Children as young as three can understand the difference between real figures and those that are make believe, according to University of Queensland research.
The research team examined how children evaluated different types of characters or figures relative to one another, as well as in comparison to real people.
Dr Nicole Nelson, from the UQ School of Psychology, said children's judgments about what is real or not was fairly sophisticated.
"They aren't just making simple 'real' versus 'not real' judgments, they are weighing the quality of the evidence they have for different figures," Dr Nelson said.
"Children have seen dinosaur bones at museums, proving that dinosaurs once existed, and have found the milk and cookies gone on Christmas morning, showing that Santa has visited, and this evidence convinces them that both dinosaurs and Santa are real.
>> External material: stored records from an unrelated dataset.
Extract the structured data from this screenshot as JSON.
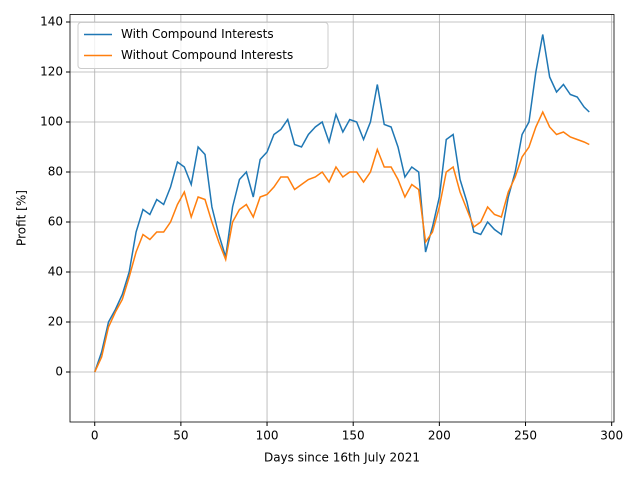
{
  "chart_data": {
    "type": "line",
    "xlabel": "Days since 16th July 2021",
    "ylabel": "Profit [%]",
    "x": [
      0,
      4,
      8,
      12,
      16,
      20,
      24,
      28,
      32,
      36,
      40,
      44,
      48,
      52,
      56,
      60,
      64,
      68,
      72,
      76,
      80,
      84,
      88,
      92,
      96,
      100,
      104,
      108,
      112,
      116,
      120,
      124,
      128,
      132,
      136,
      140,
      144,
      148,
      152,
      156,
      160,
      164,
      168,
      172,
      176,
      180,
      184,
      188,
      192,
      196,
      200,
      204,
      208,
      212,
      216,
      220,
      224,
      228,
      232,
      236,
      240,
      244,
      248,
      252,
      256,
      260,
      264,
      268,
      272,
      276,
      280,
      284,
      287
    ],
    "series": [
      {
        "name": "With Compound Interests",
        "color": "#1f77b4",
        "values": [
          0,
          8,
          20,
          25,
          31,
          40,
          56,
          65,
          63,
          69,
          67,
          74,
          84,
          82,
          75,
          90,
          87,
          66,
          55,
          46,
          66,
          77,
          80,
          70,
          85,
          88,
          95,
          97,
          101,
          91,
          90,
          95,
          98,
          100,
          92,
          103,
          96,
          101,
          100,
          93,
          100,
          115,
          99,
          98,
          90,
          78,
          82,
          80,
          48,
          58,
          70,
          93,
          95,
          77,
          68,
          56,
          55,
          60,
          57,
          55,
          70,
          80,
          95,
          100,
          120,
          135,
          118,
          112,
          115,
          111,
          110,
          106,
          104
        ]
      },
      {
        "name": "Without Compound Interests",
        "color": "#ff7f0e",
        "values": [
          0,
          6,
          18,
          24,
          29,
          38,
          48,
          55,
          53,
          56,
          56,
          60,
          67,
          72,
          62,
          70,
          69,
          60,
          52,
          45,
          60,
          65,
          67,
          62,
          70,
          71,
          74,
          78,
          78,
          73,
          75,
          77,
          78,
          80,
          76,
          82,
          78,
          80,
          80,
          76,
          80,
          89,
          82,
          82,
          77,
          70,
          75,
          73,
          52,
          56,
          66,
          80,
          82,
          72,
          65,
          58,
          60,
          66,
          63,
          62,
          72,
          78,
          86,
          90,
          98,
          104,
          98,
          95,
          96,
          94,
          93,
          92,
          91
        ]
      }
    ],
    "xlim": [
      -14.35,
      301.35
    ],
    "xticks": [
      0,
      50,
      100,
      150,
      200,
      250,
      300
    ],
    "ylim": [
      -20,
      143
    ],
    "yticks": [
      0,
      20,
      40,
      60,
      80,
      100,
      120,
      140
    ],
    "grid": true,
    "legend": "upper-left"
  }
}
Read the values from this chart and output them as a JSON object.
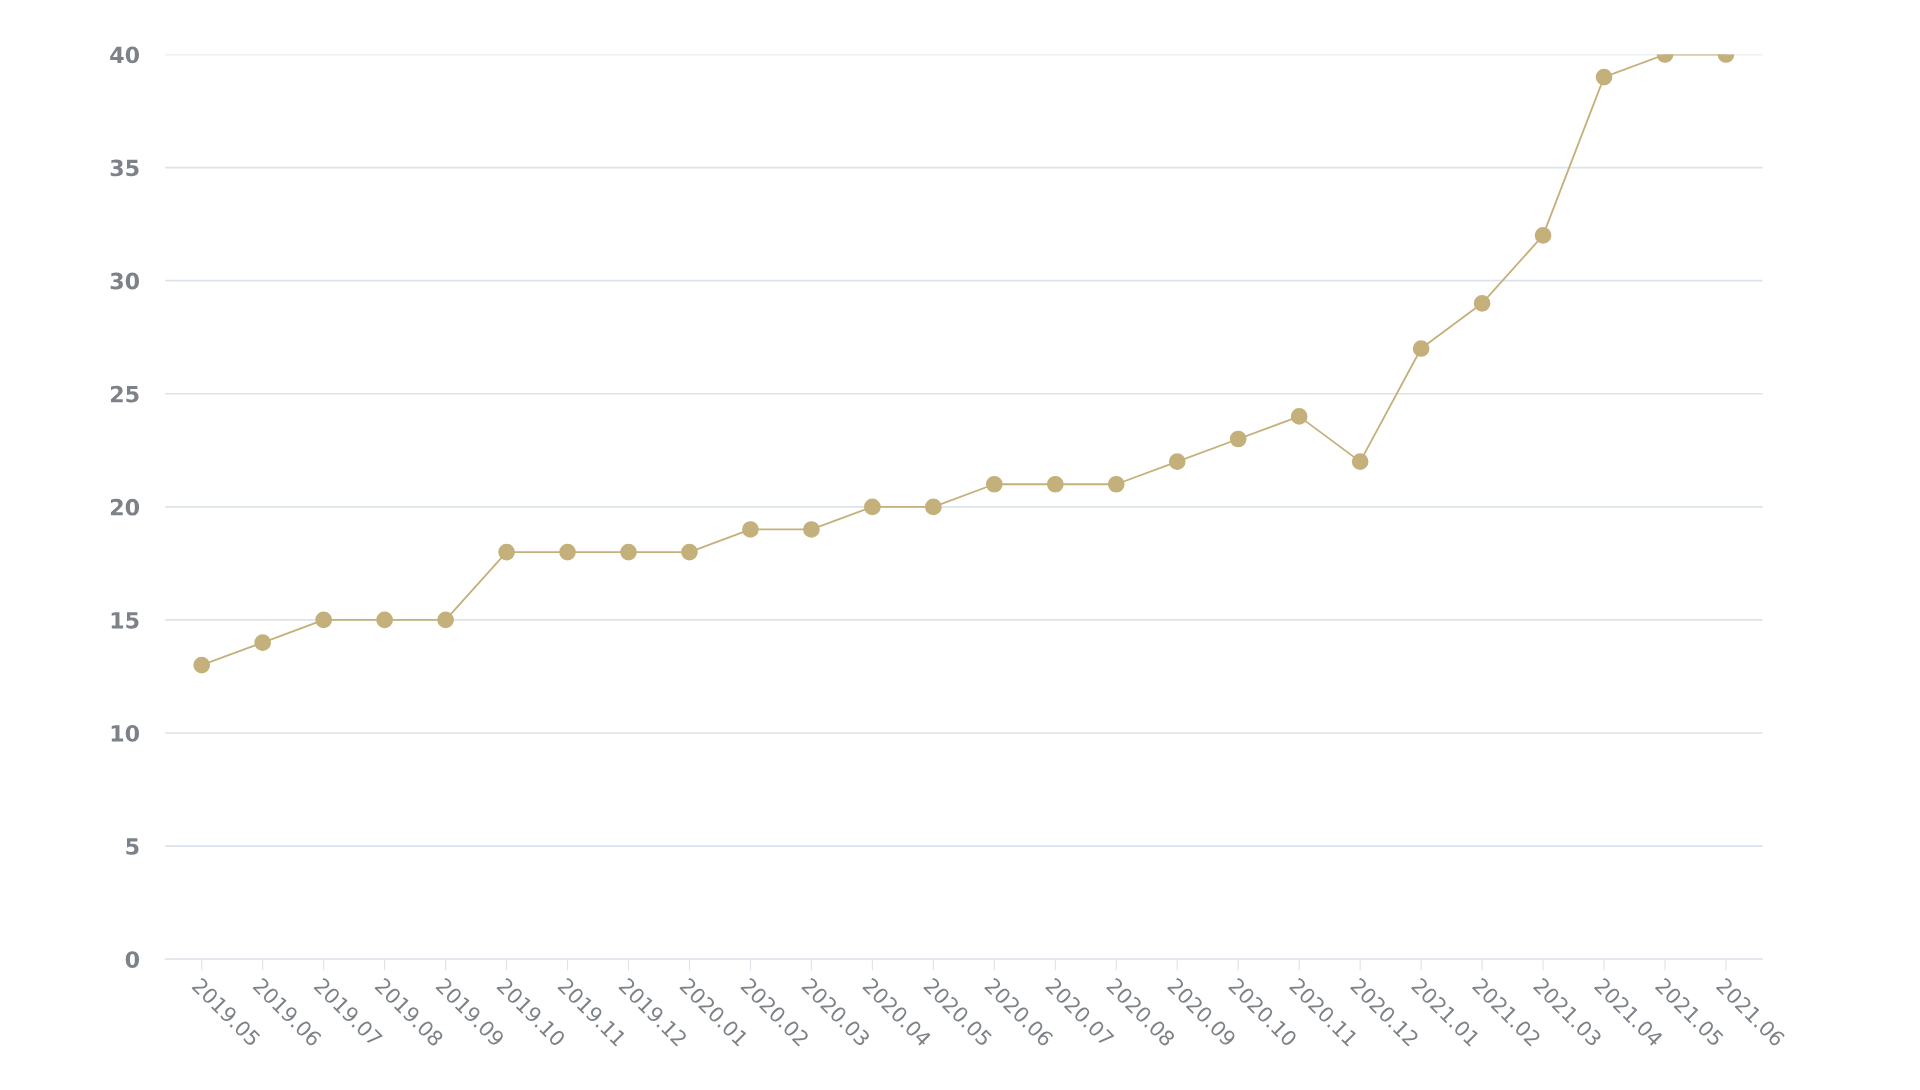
{
  "chart_data": {
    "type": "line",
    "categories": [
      "2019.05",
      "2019.06",
      "2019.07",
      "2019.08",
      "2019.09",
      "2019.10",
      "2019.11",
      "2019.12",
      "2020.01",
      "2020.02",
      "2020.03",
      "2020.04",
      "2020.05",
      "2020.06",
      "2020.07",
      "2020.08",
      "2020.09",
      "2020.10",
      "2020.11",
      "2020.12",
      "2021.01",
      "2021.02",
      "2021.03",
      "2021.04",
      "2021.05",
      "2021.06"
    ],
    "series": [
      {
        "color": "#c4b07a",
        "values": [
          13,
          14,
          15,
          15,
          15,
          18,
          18,
          18,
          18,
          19,
          19,
          20,
          20,
          21,
          21,
          21,
          22,
          23,
          24,
          22,
          27,
          29,
          32,
          39,
          40,
          40
        ]
      }
    ],
    "ylim": [
      0,
      40
    ],
    "yticks": [
      0,
      5,
      10,
      15,
      20,
      25,
      30,
      35,
      40
    ],
    "grid": "y",
    "legend": false,
    "marker": "circle",
    "line_style": "solid"
  }
}
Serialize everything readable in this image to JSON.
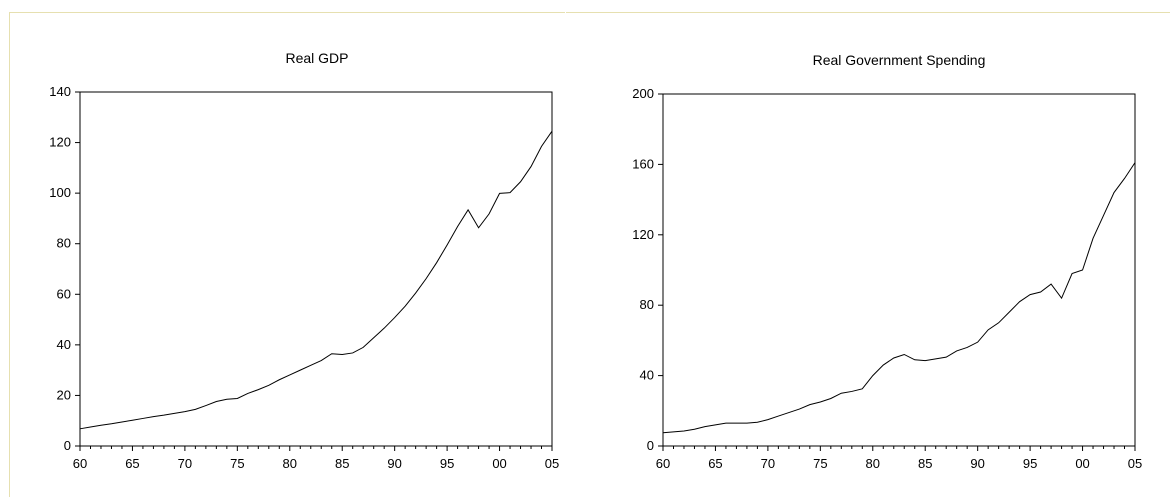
{
  "chart_data": [
    {
      "type": "line",
      "title": "Real GDP",
      "xlabel": "",
      "ylabel": "",
      "xlim": [
        1960,
        2005
      ],
      "ylim": [
        0,
        140
      ],
      "xticks": [
        1960,
        1965,
        1970,
        1975,
        1980,
        1985,
        1990,
        1995,
        2000,
        2005
      ],
      "xtick_labels": [
        "60",
        "65",
        "70",
        "75",
        "80",
        "85",
        "90",
        "95",
        "00",
        "05"
      ],
      "yticks": [
        0,
        20,
        40,
        60,
        80,
        100,
        120,
        140
      ],
      "ytick_labels": [
        "0",
        "20",
        "40",
        "60",
        "80",
        "100",
        "120",
        "140"
      ],
      "grid": false,
      "series": [
        {
          "x": [
            1960,
            1961,
            1962,
            1963,
            1964,
            1965,
            1966,
            1967,
            1968,
            1969,
            1970,
            1971,
            1972,
            1973,
            1974,
            1975,
            1976,
            1977,
            1978,
            1979,
            1980,
            1981,
            1982,
            1983,
            1984,
            1985,
            1986,
            1987,
            1988,
            1989,
            1990,
            1991,
            1992,
            1993,
            1994,
            1995,
            1996,
            1997,
            1998,
            1999,
            2000,
            2001,
            2002,
            2003,
            2004,
            2005
          ],
          "values": [
            6.8,
            7.5,
            8.2,
            8.8,
            9.5,
            10.2,
            10.9,
            11.6,
            12.2,
            12.9,
            13.6,
            14.5,
            16.0,
            17.6,
            18.5,
            18.8,
            20.8,
            22.3,
            24.0,
            26.2,
            28.1,
            30.0,
            31.9,
            33.8,
            36.5,
            36.2,
            36.8,
            39.0,
            42.8,
            46.6,
            50.8,
            55.3,
            60.5,
            66.2,
            72.5,
            79.5,
            86.8,
            93.4,
            86.3,
            91.8,
            99.9,
            100.2,
            104.5,
            110.5,
            118.5,
            124.5
          ]
        }
      ]
    },
    {
      "type": "line",
      "title": "Real Government Spending",
      "xlabel": "",
      "ylabel": "",
      "xlim": [
        1960,
        2005
      ],
      "ylim": [
        0,
        200
      ],
      "xticks": [
        1960,
        1965,
        1970,
        1975,
        1980,
        1985,
        1990,
        1995,
        2000,
        2005
      ],
      "xtick_labels": [
        "60",
        "65",
        "70",
        "75",
        "80",
        "85",
        "90",
        "95",
        "00",
        "05"
      ],
      "yticks": [
        0,
        40,
        80,
        120,
        160,
        200
      ],
      "ytick_labels": [
        "0",
        "40",
        "80",
        "120",
        "160",
        "200"
      ],
      "grid": false,
      "series": [
        {
          "x": [
            1960,
            1961,
            1962,
            1963,
            1964,
            1965,
            1966,
            1967,
            1968,
            1969,
            1970,
            1971,
            1972,
            1973,
            1974,
            1975,
            1976,
            1977,
            1978,
            1979,
            1980,
            1981,
            1982,
            1983,
            1984,
            1985,
            1986,
            1987,
            1988,
            1989,
            1990,
            1991,
            1992,
            1993,
            1994,
            1995,
            1996,
            1997,
            1998,
            1999,
            2000,
            2001,
            2002,
            2003,
            2004,
            2005
          ],
          "values": [
            7.5,
            8.0,
            8.5,
            9.5,
            11.0,
            12.0,
            13.0,
            13.0,
            13.0,
            13.5,
            15.0,
            17.0,
            19.0,
            21.0,
            23.5,
            25.0,
            27.0,
            30.0,
            31.0,
            32.5,
            40.0,
            46.0,
            50.0,
            52.0,
            49.0,
            48.5,
            49.5,
            50.5,
            54.0,
            56.0,
            59.0,
            66.0,
            70.0,
            76.0,
            82.0,
            86.0,
            87.5,
            92.0,
            84.0,
            98.0,
            100.0,
            118.0,
            131.0,
            144.0,
            152.0,
            161.0
          ]
        }
      ]
    }
  ]
}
"When children don't have strong evidence for or against something being real, like aliens or ghosts, they are able to say so and rate these figures as only moderately likely to be real, just as adults do."
Australian children, aged two to 11-years-old, rated how real they considered 13 different figures ranging from real people like The Wiggles to more ambiguous identities like Santa Claus, ghosts, and aliens, as well as fictional characters like Spongebob Squarepants from the cartoon and Princess Elsa from the movie "Frozen".
For comparison, 56 adults were also assessed.
The majority of children placed the 13 figures into four groups: ranked most highly as real were figures like dinosaurs and The Wiggles; the next-highest ranking went to cultural figures like Santa and the Tooth Fairy; followed by ambiguous figures like aliens, dragons and ghosts; and finally fictional characters like Peter Pan, Spongebob, and Elsa.
In comparison, adults and older children from seven years up, tended to group figures into three groups: real, not-real, and ambiguous.
The study, published in the journal PLOS ONE, was led by Dr Rohan Kapitány from Keele University while he was completing his PhD at UQ.
Dr Kapitány said rituals were a particularly potent signal for children when it came to accepting things like Santa Claus as real.
"Children tend to have a nuanced understanding of reality - more than many people would expect - and it is seen across a pantheon of figures who vary in their degree of 'reality' and cultural support," he said.
"More research is now needed to understand how ritual participation and other factors lead children to understand what is real or not real in their world, particularly when they have no direct relevant experience."